Kremlin's man wins Chechen presidential vote
Akhmad Kadyrov, a one-time secessionist rebel who switched sides, was poised for victory in an election whose outcome was a foregone conclusion. Kremlin officials are sure to trumpet it as a big step towards normalising life in the mainly Muslim region.
Russia has battled separatist fighters in the region on and off for nine years with the loss of tens of thousands of lives.
With all real rivals having quit the race, preliminary results showed Kadyrov had won 81.1 percent of the 70 per cent of votes counted from Sunday's poll in the war-devastated territory on Russia's mountainous southern fringes.
"Kadyrov is on the lead and we can already say it is impossible for others to catch up," Abdul-Kerim Arsakhanov, head of Chechnya's electoral commission, told reporters.
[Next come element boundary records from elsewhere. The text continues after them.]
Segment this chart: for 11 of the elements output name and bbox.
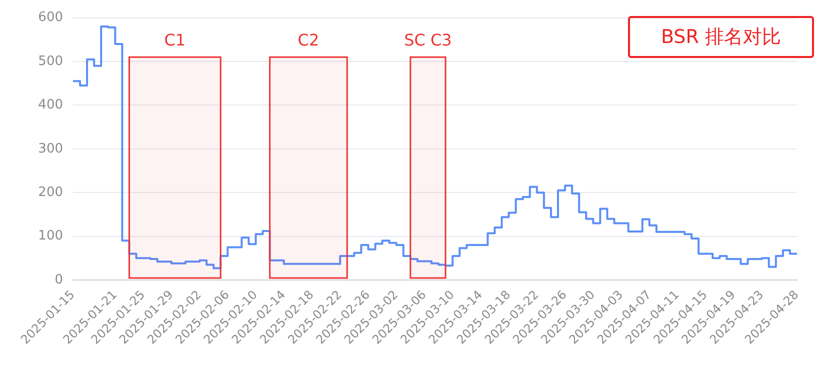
y-tick-label: 400 [38,98,63,113]
y-tick-label: 500 [38,54,63,69]
band-label: C1 [164,30,186,50]
y-tick-label: 100 [38,228,63,244]
y-tick-label: 0 [54,272,63,288]
band-label: SC C3 [404,30,452,50]
band-label: C2 [298,30,320,50]
y-tick-label: 200 [38,184,63,200]
y-tick-label: 600 [38,10,63,26]
text: BSR 排名对比 [628,16,814,58]
y-tick-label: 300 [38,141,63,156]
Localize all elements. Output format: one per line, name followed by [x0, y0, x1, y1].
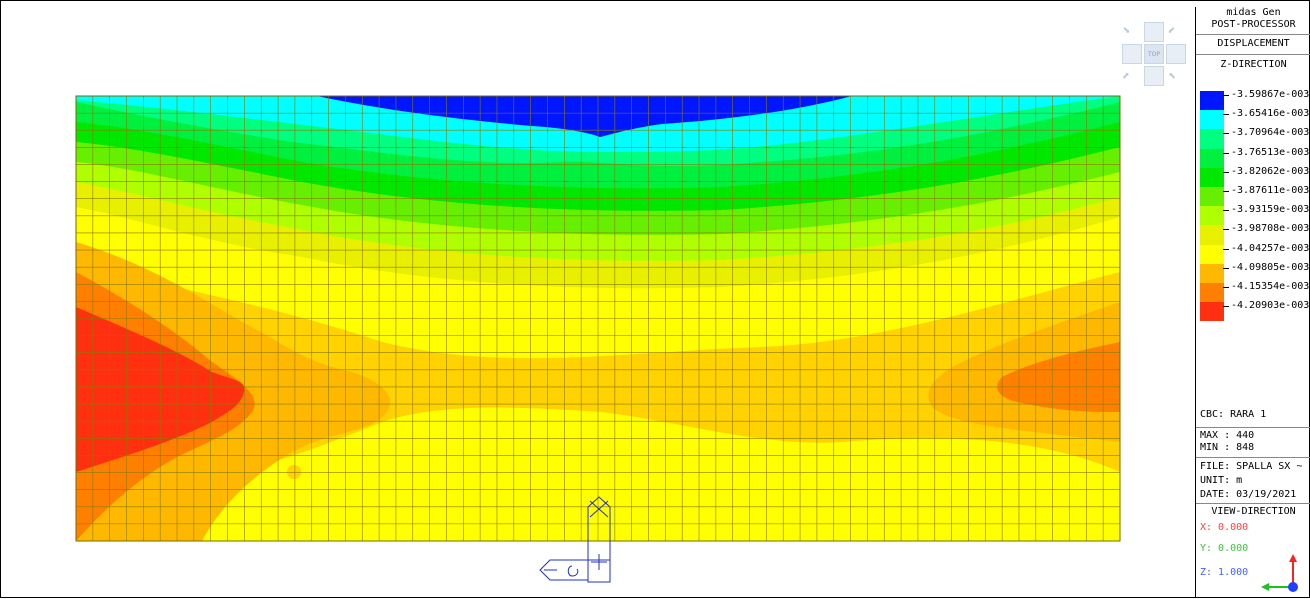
legend-level-value: -3.82062e-003 [1231, 165, 1310, 177]
plate-outline [75, 95, 1121, 542]
legend-level-value: -3.93159e-003 [1231, 204, 1310, 216]
legend-tick [1223, 171, 1229, 173]
legend-view-z: Z: 1.000 [1200, 567, 1249, 578]
legend-swatch [1200, 263, 1224, 283]
legend-unit: UNIT: m [1200, 475, 1243, 486]
legend-min-node: MIN : 848 [1200, 442, 1255, 453]
legend-result-type: DISPLACEMENT [1217, 38, 1290, 49]
legend-load-combination: CBC: RARA 1 [1200, 409, 1267, 420]
legend-level-value: -4.09805e-003 [1231, 261, 1310, 273]
legend-tick [1223, 114, 1229, 116]
legend-component: Z-DIRECTION [1220, 59, 1287, 70]
legend-level-value: -4.04257e-003 [1231, 242, 1310, 254]
legend-tick [1223, 191, 1229, 192]
legend-level-value: -4.20903e-003 [1231, 300, 1310, 312]
legend-divider [1196, 457, 1310, 458]
view-cube-top-face[interactable]: TOP [1144, 44, 1164, 64]
legend-tick [1223, 133, 1229, 135]
legend-swatch [1200, 283, 1224, 303]
legend-swatch [1200, 244, 1224, 264]
view-cube-arrow-ne-icon[interactable]: ⬋ [1168, 23, 1176, 38]
legend-view-direction-title: VIEW-DIRECTION [1211, 506, 1296, 517]
legend-tick [1223, 306, 1229, 308]
view-cube-back-face[interactable] [1144, 22, 1164, 42]
legend-divider [1196, 503, 1310, 504]
legend-divider [1196, 54, 1310, 55]
legend-swatch [1200, 187, 1224, 207]
mesh-grid [76, 96, 1120, 541]
legend-tick [1223, 210, 1229, 212]
contour-plot[interactable] [2, 2, 1195, 598]
legend-swatch [1200, 148, 1224, 168]
view-direction-axes-icon [1261, 554, 1298, 592]
legend-view-x: X: 0.000 [1200, 522, 1249, 533]
view-cube-front-face[interactable] [1144, 66, 1164, 86]
view-cube[interactable]: ⬊ ⬋ TOP ⬈ ⬉ [1122, 22, 1188, 102]
legend-level-value: -3.65416e-003 [1231, 108, 1310, 120]
legend-divider [1196, 427, 1310, 428]
legend-swatch [1200, 129, 1224, 149]
legend-level-value: -3.59867e-003 [1231, 89, 1310, 100]
legend-swatch [1200, 167, 1224, 187]
legend-color-scale: -3.59867e-003 -3.65416e-003 -3.70964e-003 -… [1200, 89, 1310, 322]
contour-band-blue [317, 96, 852, 137]
legend-file: FILE: SPALLA SX ~ [1200, 461, 1303, 472]
legend-divider [1196, 34, 1310, 35]
legend-date: DATE: 03/19/2021 [1200, 489, 1297, 500]
legend-tick [1223, 95, 1229, 96]
legend-level-value: -4.15354e-003 [1231, 281, 1310, 292]
legend-tick [1223, 248, 1229, 250]
view-cube-top-label: TOP [1148, 51, 1161, 58]
legend-swatch [1200, 302, 1224, 322]
contour-band-orange2-right [997, 342, 1120, 412]
legend-level-value: -3.76513e-003 [1231, 146, 1310, 158]
legend-program-module: POST-PROCESSOR [1211, 19, 1296, 30]
legend-program-name: midas Gen [1226, 7, 1281, 18]
legend-swatch [1200, 91, 1224, 111]
view-cube-left-face[interactable] [1122, 44, 1142, 64]
legend-tick [1223, 267, 1229, 269]
legend-swatch [1200, 110, 1224, 130]
legend-tick [1223, 152, 1229, 154]
view-cube-right-face[interactable] [1166, 44, 1186, 64]
legend-level-value: -3.87611e-003 [1231, 185, 1310, 196]
contour-notch-gold [662, 382, 694, 388]
view-cube-arrow-se-icon[interactable]: ⬉ [1168, 69, 1176, 84]
results-legend-panel: midas Gen POST-PROCESSOR DISPLACEMENT Z-… [1195, 7, 1310, 598]
legend-swatch [1200, 225, 1224, 245]
view-cube-arrow-nw-icon[interactable]: ⬊ [1122, 23, 1130, 38]
legend-view-y: Y: 0.000 [1200, 543, 1249, 554]
view-cube-arrow-sw-icon[interactable]: ⬈ [1122, 69, 1130, 84]
model-viewport[interactable]: ⬊ ⬋ TOP ⬈ ⬉ [2, 2, 1195, 598]
legend-level-value: -3.70964e-003 [1231, 127, 1310, 139]
legend-swatch [1200, 206, 1224, 226]
legend-max-node: MAX : 440 [1200, 430, 1255, 441]
ucs-axis-icon [539, 496, 611, 583]
legend-tick [1223, 287, 1229, 288]
legend-tick [1223, 229, 1229, 231]
legend-level-value: -3.98708e-003 [1231, 223, 1310, 235]
contour-spot-gold [287, 465, 301, 479]
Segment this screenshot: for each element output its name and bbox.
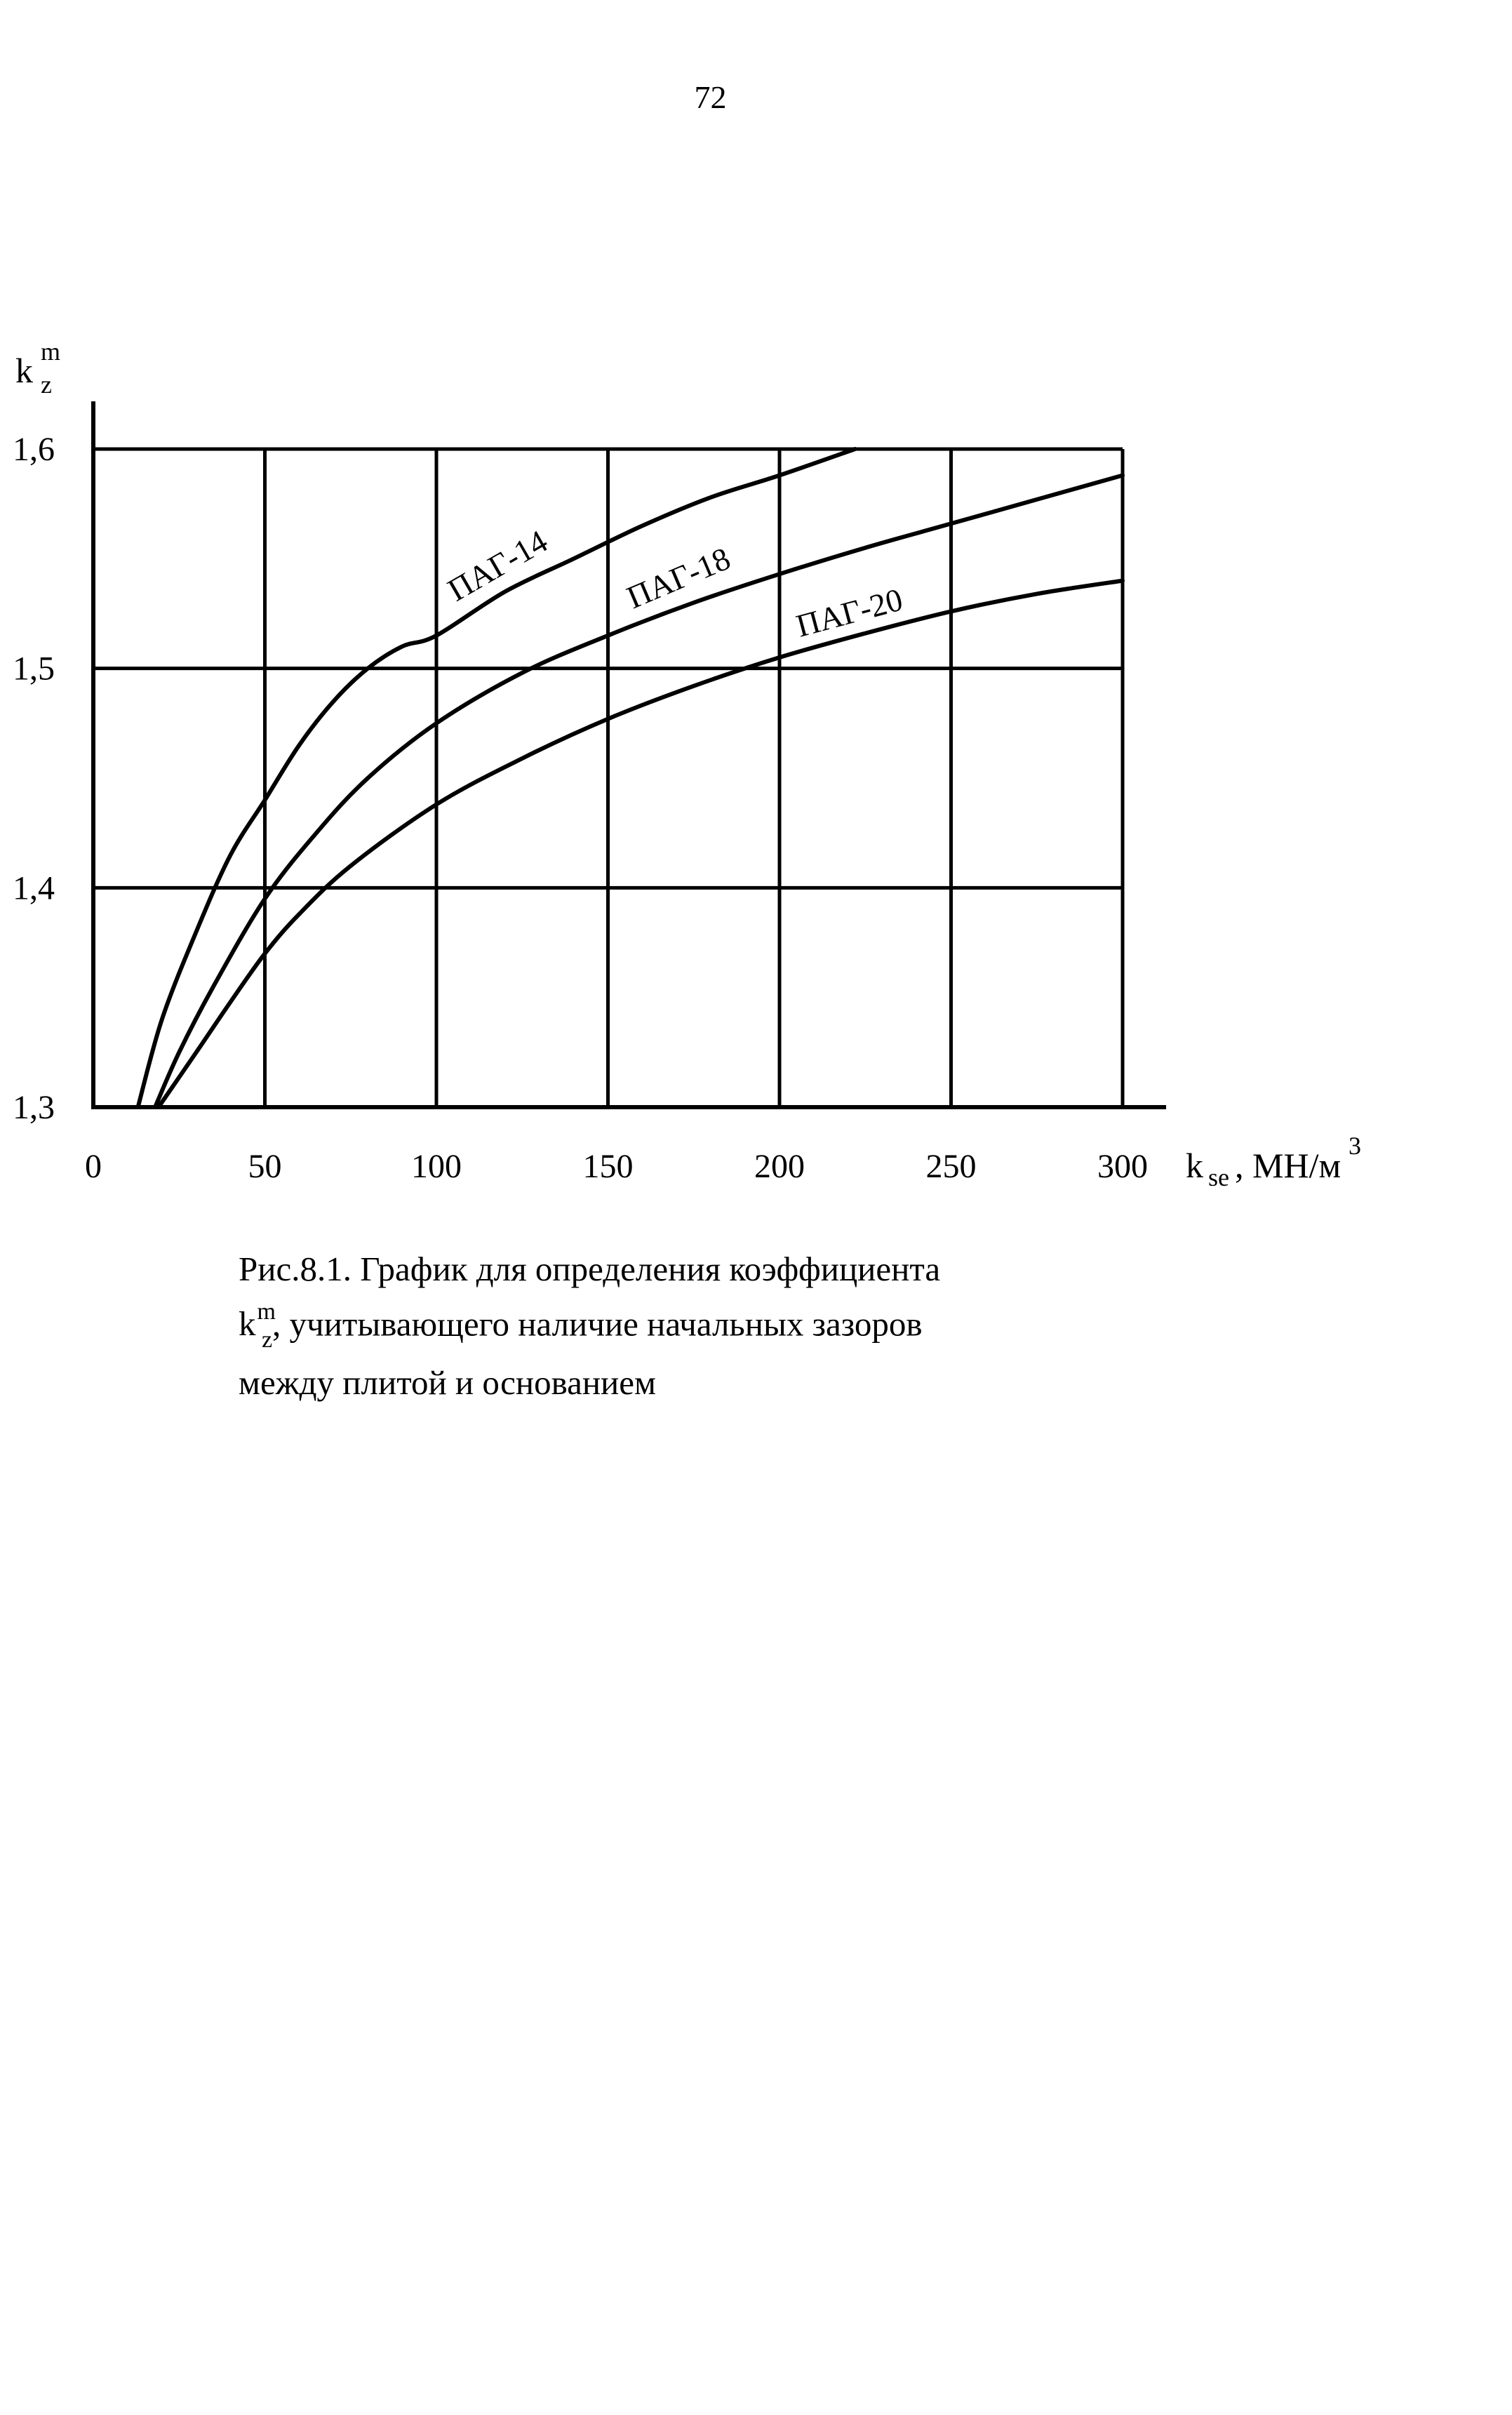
x-axis-label: k se , МН/м 3 — [1186, 1132, 1361, 1191]
x-tick-label-100: 100 — [411, 1148, 462, 1185]
x-axis-label-unit-superscript: 3 — [1349, 1132, 1361, 1160]
axes — [91, 401, 1166, 1109]
x-tick-label-200: 200 — [754, 1148, 805, 1185]
caption-line-2-text: , учитывающего наличие начальных зазоров — [272, 1304, 923, 1344]
series-line-2 — [153, 473, 1125, 1109]
x-tick-label-50: 50 — [248, 1148, 282, 1185]
y-tick-label-1-4: 1,4 — [13, 869, 55, 907]
caption-line-2: kmz, учитывающего наличие начальных зазо… — [239, 1292, 1151, 1359]
tick-labels: 0 50 100 150 200 250 300 1,3 1,4 1,5 1,6 — [13, 431, 1148, 1185]
y-tick-label-1-5: 1,5 — [13, 650, 55, 688]
series-line-1 — [135, 447, 857, 1109]
x-axis-label-subscript: se — [1208, 1163, 1229, 1191]
series-label-3: ПАГ-20 — [792, 581, 906, 643]
caption-line-3: между плитой и основанием — [239, 1363, 657, 1403]
caption-line-1: Рис.8.1. График для определения коэффици… — [239, 1250, 941, 1288]
x-tick-label-250: 250 — [926, 1148, 977, 1185]
grid — [93, 447, 1125, 1107]
caption-symbol-base: k — [239, 1304, 256, 1344]
x-axis-label-unit: , МН/м — [1235, 1146, 1341, 1185]
y-axis-label: k m z — [15, 337, 60, 399]
y-axis-label-subscript: z — [41, 370, 52, 399]
caption-symbol-sub: z — [261, 1327, 273, 1353]
y-tick-label-1-6: 1,6 — [13, 431, 55, 468]
caption-symbol-sup: m — [257, 1299, 276, 1325]
x-axis-label-base: k — [1186, 1146, 1203, 1185]
caption-symbol: kmz — [239, 1299, 276, 1353]
y-tick-label-1-3: 1,3 — [13, 1089, 55, 1126]
series-line-3 — [156, 578, 1125, 1109]
x-tick-label-0: 0 — [85, 1148, 102, 1185]
y-axis-label-superscript: m — [41, 337, 60, 366]
figure-caption: Рис.8.1. График для определения коэффици… — [239, 1245, 1151, 1406]
x-tick-label-300: 300 — [1097, 1148, 1148, 1185]
series-label-2: ПАГ-18 — [622, 540, 735, 615]
series-labels: ПАГ-14 ПАГ-18 ПАГ-20 — [442, 523, 906, 643]
x-tick-label-150: 150 — [583, 1148, 634, 1185]
y-axis-label-base: k — [15, 351, 33, 390]
series-lines — [135, 447, 1125, 1109]
page-number: 72 — [694, 79, 727, 115]
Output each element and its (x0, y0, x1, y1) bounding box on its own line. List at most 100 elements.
President Vladimir Putin, in comments before the election but made public only on Monday, said he hoped Kadyrov, if elected, would use his past rebel links to good effect.
"I hope that his contacts with these people (the rebels) who are still opposing us in Chechnya and his influence on them will be positive," he told the New York Times in remarks appearing on the Kremlin Web site.
The elections passed off peacefully with no major incidents.
But the separatist guerrillas who harry Russian troops by day and night in Chechnya and whose women fighters have staged suicide attacks even in Moscow have vowed to fight on.
They dismiss the election as pointless and say the fight goes on to end Russian dominance and turn their homeland into an independent state.
And many Russian commentators have expressed doubts the election will bring a quick end to the bloodshed which has often spread far beyond Chechnya's borders.